Furthermore, MCP aims to improve health equity by addressing clinical indicators and social risk, requiring the development of strategic plans to reduce disparities, implementing HRSN screening and referrals, allowing cost-sharing reductions for patients in need, and measuring the percentage of patients screened for HRSNs. The model prioritizes equitable care for all Medicare and Medicaid beneficiaries.

In summary, the Making Care Primary (MCP) Model is a long-term primary care initiative that aims to enhance the delivery of advanced primary care services, improve care coordination, and promote health equity in eight participating states. It offers primary care organizations various tracks to gradually adopt value-based care and better meet the healthcare needs of patients.



Pinnacle recognizes the challenges faced by CMS in persuading physician practices to embrace alternative payment models, including excessive reporting requirements and inadequate participation options. It emphasizes the need to provide upfront resources, investments, and tools to help physician practices succeed in alternative payment models.

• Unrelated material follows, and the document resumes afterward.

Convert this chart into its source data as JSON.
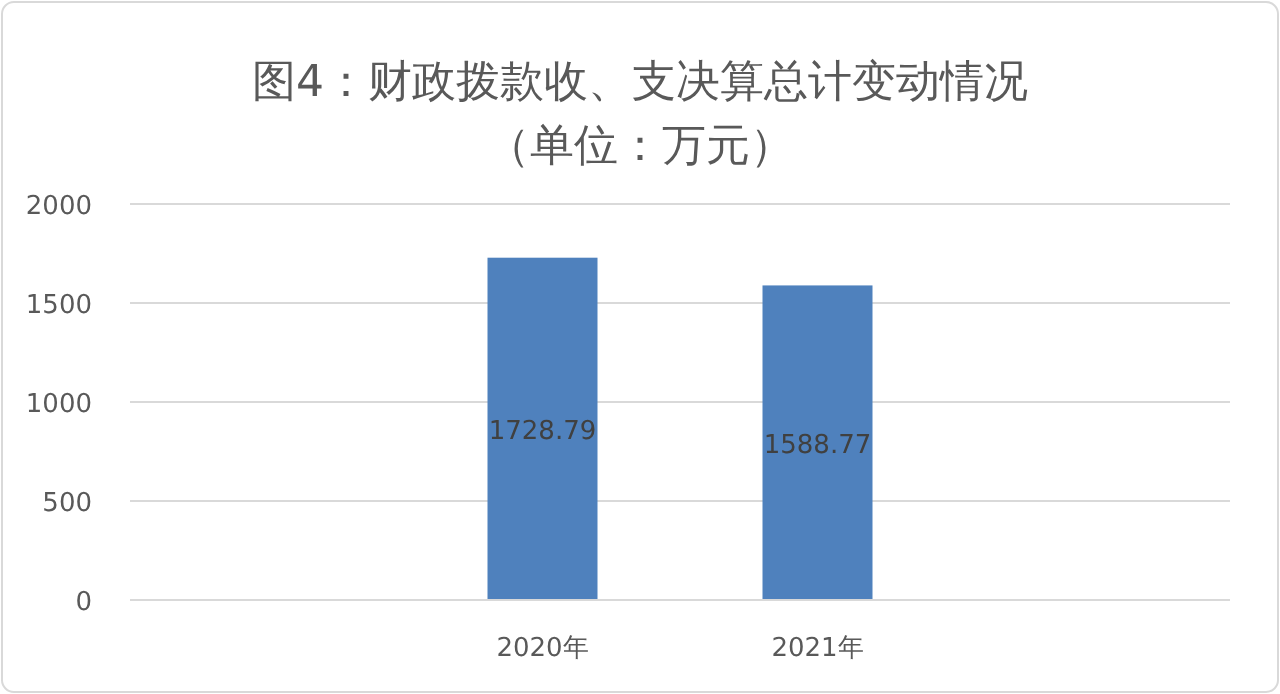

In conclusion, these CMS initiatives represent significant steps toward transitioning from fee-for-service payments to value-based payment structures in healthcare. They address pressing issues such as dementia care and aim to make it easier for smaller primary care practices to participate in alternative payment models, ultimately improving patient outcomes and managing costs.

CMS is also advancing a significant shift in healthcare delivery by introducing new models that extend beyond Medicare and encompass a multi-payer approach. The intention is to transform care coordination and management not only for Medicare beneficiaries but also to engage with state Medicaid agencies and eventually involve private payers. This multi-payer alignment is a crucial component of CMS’s strategy to promote comprehensive and high-quality primary care across diverse patient populations.